It all sounds very Dog Day Afternoon, and a homage to the Al Pacino classic is clearly the intention of co-writers Art Edler Brown and Tracy Fraim. Director Tamra Davis also plays up cheeky nods to movies like Speed, Butch Cassidy And The Sundance Kid, even Thelma&Louise. Yet for all this, Best Men is much more that the sum of its plagiarised parts - it's a cracking action comedy full of snappy dialogue and colourful characters.
Brad Dourif (One Flew Over The Cuckoo's Nest), steals all his scenes as a bitter Vietnam vet, but everyone in the small cast shines. Dean Cain, in his first big-screen leading role, sends up his macho Superman image by playing a gay character, while Drew Barrymore is spunky good fun as the bride who turns up in full wedding regalia.
And good fun is the best way to describe this eccentric low-budget pic, which plays like a Tarantino wannabe on laughing gas.

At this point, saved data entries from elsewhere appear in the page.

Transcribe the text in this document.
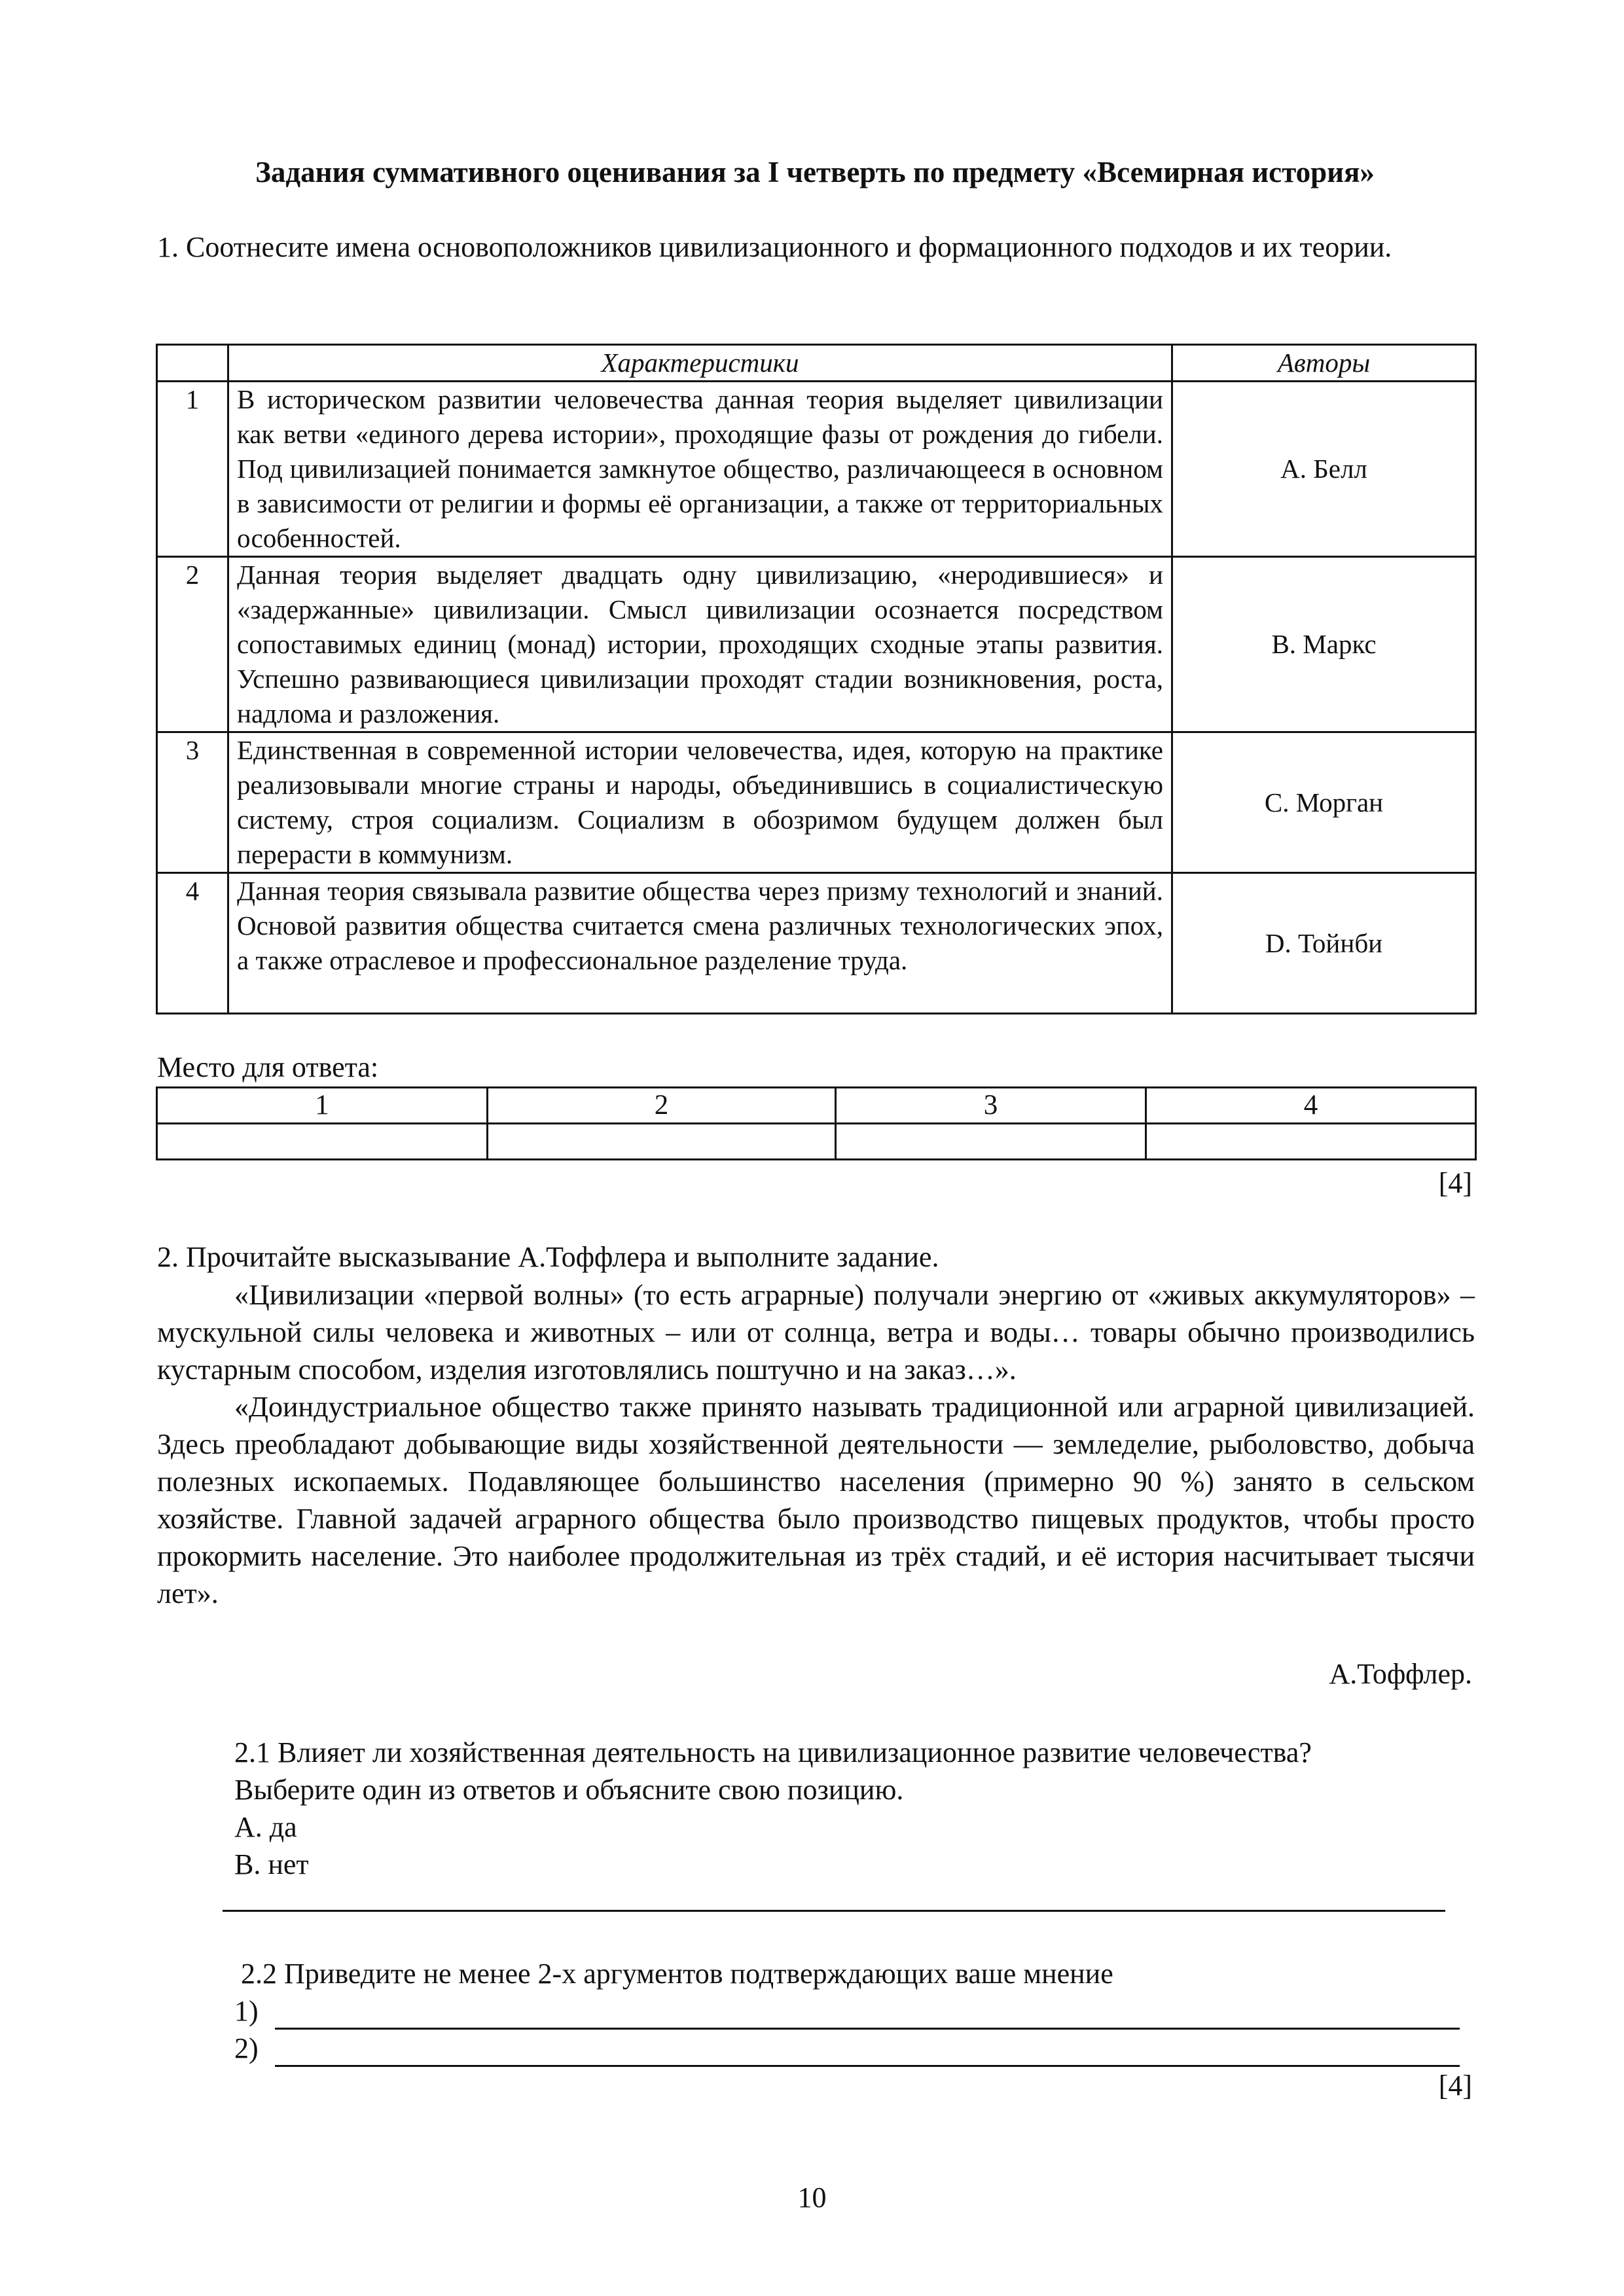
Задания суммативного оценивания за I четверть по предмету «Всемирная история»
1. Соотнесите имена основоположников цивилизационного и формационного подходов и их теории.
	Характеристики	Авторы
1	В историческом развитии человечества данная теория выделяет цивилизации как ветви «единого дерева истории», проходящие фазы от рождения до гибели. Под цивилизацией понимается замкнутое общество, различающееся в основном в зависимости от религии и формы её организации, а также от территориальных особенностей.	A. Белл
2	Данная теория выделяет двадцать одну цивилизацию, «неродившиеся» и «задержанные» цивилизации. Смысл цивилизации осознается посредством сопоставимых единиц (монад) истории, проходящих сходные этапы развития. Успешно развивающиеся цивилизации проходят стадии возникновения, роста, надлома и разложения.	B. Маркс
3	Единственная в современной истории человечества, идея, которую на практике реализовывали многие страны и народы, объединившись в социалистическую систему, строя социализм. Социализм в обозримом будущем должен был перерасти в коммунизм.	C. Морган
4	Данная теория связывала развитие общества через призму технологий и знаний. Основой развития общества считается смена различных технологических эпох, а также отраслевое и профессиональное разделение труда.	D. Тойнби
Место для ответа:
1	2	3	4

[4]
2. Прочитайте высказывание А.Тоффлера и выполните задание.

«Цивилизации «первой волны» (то есть аграрные) получали энергию от «живых аккумуляторов» – мускульной силы человека и животных – или от солнца, ветра и воды… товары обычно производились кустарным способом, изделия изготовлялись поштучно и на заказ…».

«Доиндустриальное общество также принято называть традиционной или аграрной цивилизацией. Здесь преобладают добывающие виды хозяйственной деятельности — земледелие, рыболовство, добыча полезных ископаемых. Подавляющее большинство населения (примерно 90 %) занято в сельском хозяйстве. Главной задачей аграрного общества было производство пищевых продуктов, чтобы просто прокормить население. Это наиболее продолжительная из трёх стадий, и её история насчитывает тысячи лет».

А.Тоффлер.
2.1 Влияет ли хозяйственная деятельность на цивилизационное развитие человечества?
Выберите один из ответов и объясните свою позицию.
А. да
В. нет
2.2 Приведите не менее 2-х аргументов подтверждающих ваше мнение
1)
2)
[4]
10
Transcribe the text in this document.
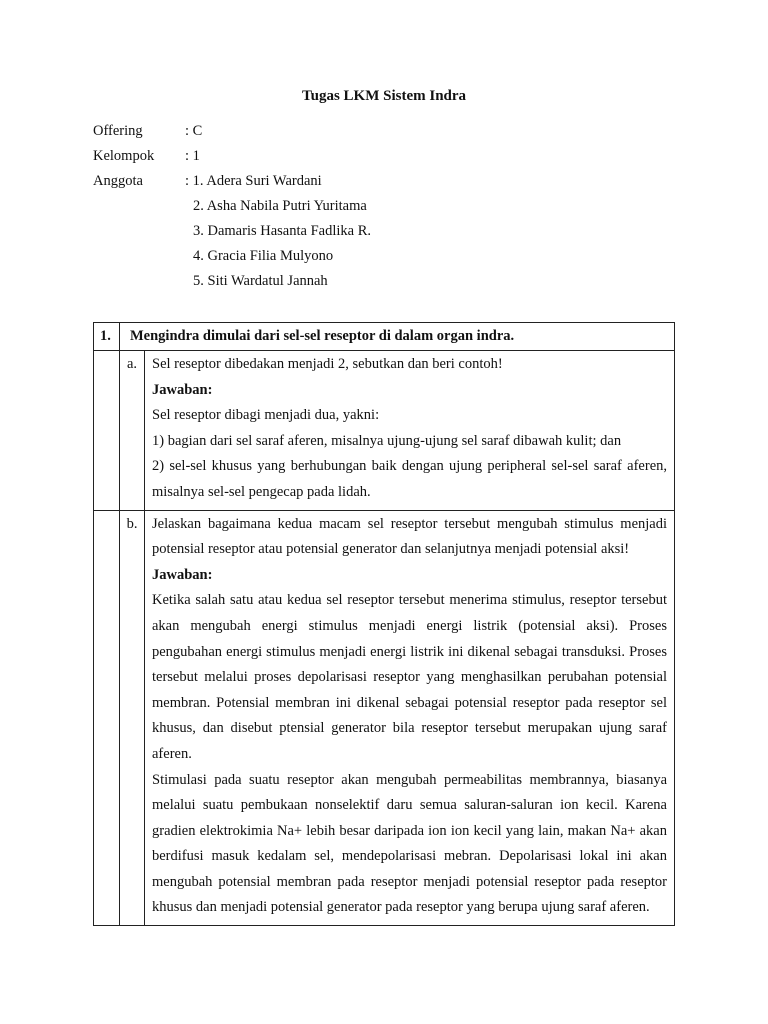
Tugas LKM Sistem Indra
Offering	: C
Kelompok : 1
Anggota	: 1. Adera Suri Wardani
2. Asha Nabila Putri Yuritama
3. Damaris Hasanta Fadlika R.
4. Gracia Filia Mulyono
5. Siti Wardatul Jannah
1.	Mengindra dimulai dari sel-sel reseptor di dalam organ indra.	
	a.	Sel reseptor dibedakan menjadi 2, sebutkan dan beri contoh!

Jawaban:

Sel reseptor dibagi menjadi dua, yakni:

1) bagian dari sel saraf aferen, misalnya ujung-ujung sel saraf dibawah kulit; dan

2) sel-sel khusus yang berhubungan baik dengan ujung peripheral sel-sel saraf aferen, misalnya sel-sel pengecap pada lidah.

	b.	Jelaskan bagaimana kedua macam sel reseptor tersebut mengubah stimulus menjadi potensial reseptor atau potensial generator dan selanjutnya menjadi potensial aksi!

Jawaban:

Ketika salah satu atau kedua sel reseptor tersebut menerima stimulus, reseptor tersebut akan mengubah energi stimulus menjadi energi listrik (potensial aksi). Proses pengubahan energi stimulus menjadi energi listrik ini dikenal sebagai transduksi. Proses tersebut melalui proses depolarisasi reseptor yang menghasilkan perubahan potensial membran. Potensial membran ini dikenal sebagai potensial reseptor pada reseptor sel khusus, dan disebut ptensial generator bila reseptor tersebut merupakan ujung saraf aferen.

Stimulasi pada suatu reseptor akan mengubah permeabilitas membrannya, biasanya melalui suatu pembukaan nonselektif daru semua saluran-saluran ion kecil. Karena gradien elektrokimia Na+ lebih besar daripada ion ion kecil yang lain, makan Na+ akan berdifusi masuk kedalam sel, mendepolarisasi mebran. Depolarisasi lokal ini akan mengubah potensial membran pada reseptor menjadi potensial reseptor pada reseptor khusus dan menjadi potensial generator pada reseptor yang berupa ujung saraf aferen.
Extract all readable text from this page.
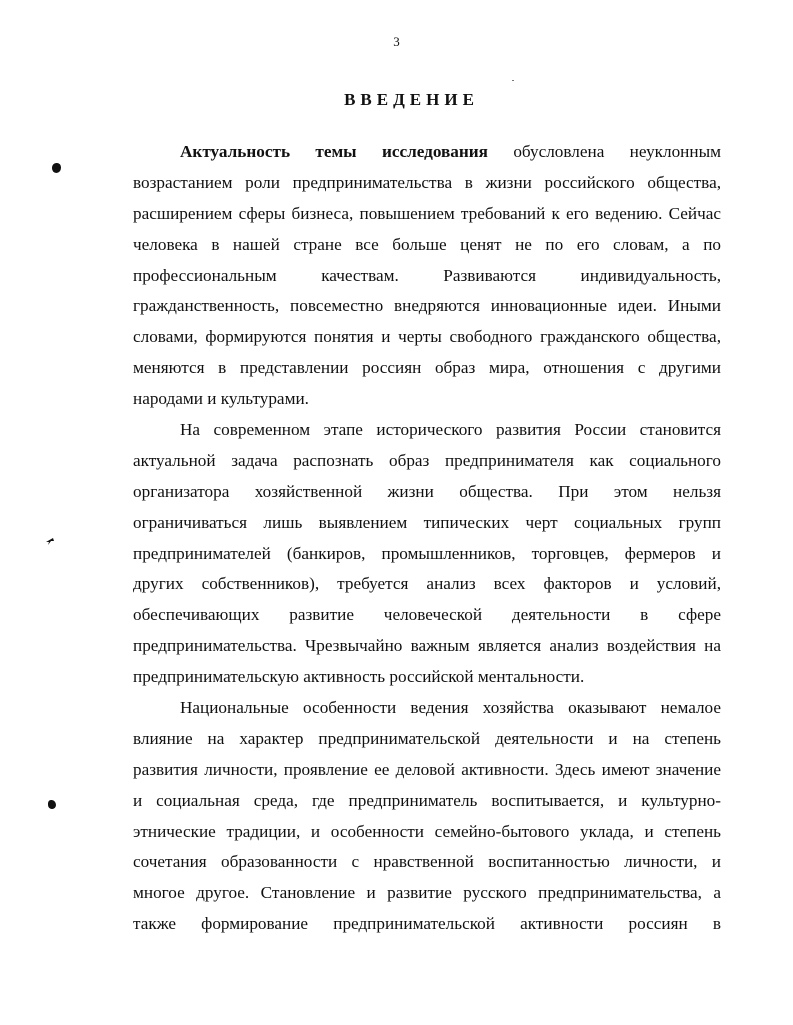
3
ВВЕДЕНИЕ
Актуальность темы исследования обусловлена неуклонным
возрастанием роли предпринимательства в жизни российского общества,
расширением сферы бизнеса, повышением требований к его ведению. Сейчас
человека в нашей стране все больше ценят не по его словам, а по
профессиональным качествам. Развиваются индивидуальность,
гражданственность, повсеместно внедряются инновационные идеи. Иными
словами, формируются понятия и черты свободного гражданского общества,
меняются в представлении россиян образ мира, отношения с другими
народами и культурами.
На современном этапе исторического развития России становится
актуальной задача распознать образ предпринимателя как социального
организатора хозяйственной жизни общества. При этом нельзя
ограничиваться лишь выявлением типических черт социальных групп
предпринимателей (банкиров, промышленников, торговцев, фермеров и
других собственников), требуется анализ всех факторов и условий,
обеспечивающих развитие человеческой деятельности в сфере
предпринимательства. Чрезвычайно важным является анализ воздействия на
предпринимательскую активность российской ментальности.
Национальные особенности ведения хозяйства оказывают немалое
влияние на характер предпринимательской деятельности и на степень
развития личности, проявление ее деловой активности. Здесь имеют значение
и социальная среда, где предприниматель воспитывается, и культурно-
этнические традиции, и особенности семейно-бытового уклада, и степень
сочетания образованности с нравственной воспитанностью личности, и
многое другое. Становление и развитие русского предпринимательства, а
также формирование предпринимательской активности россиян в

Blocks won't be busted by it, but its witty script and cunning little plot show that it's richer and more rewarding than many a bigger movie - and at 90 minutes, there's plenty of time for a pint and a laugh afterwards.
With a quick nod in homage to Dog Day After-noon, and a cluster of impressive performances from its cast, this peanuts-for-budget, action-comedy heist movie is fast, funny and as smart as the leading men's suits.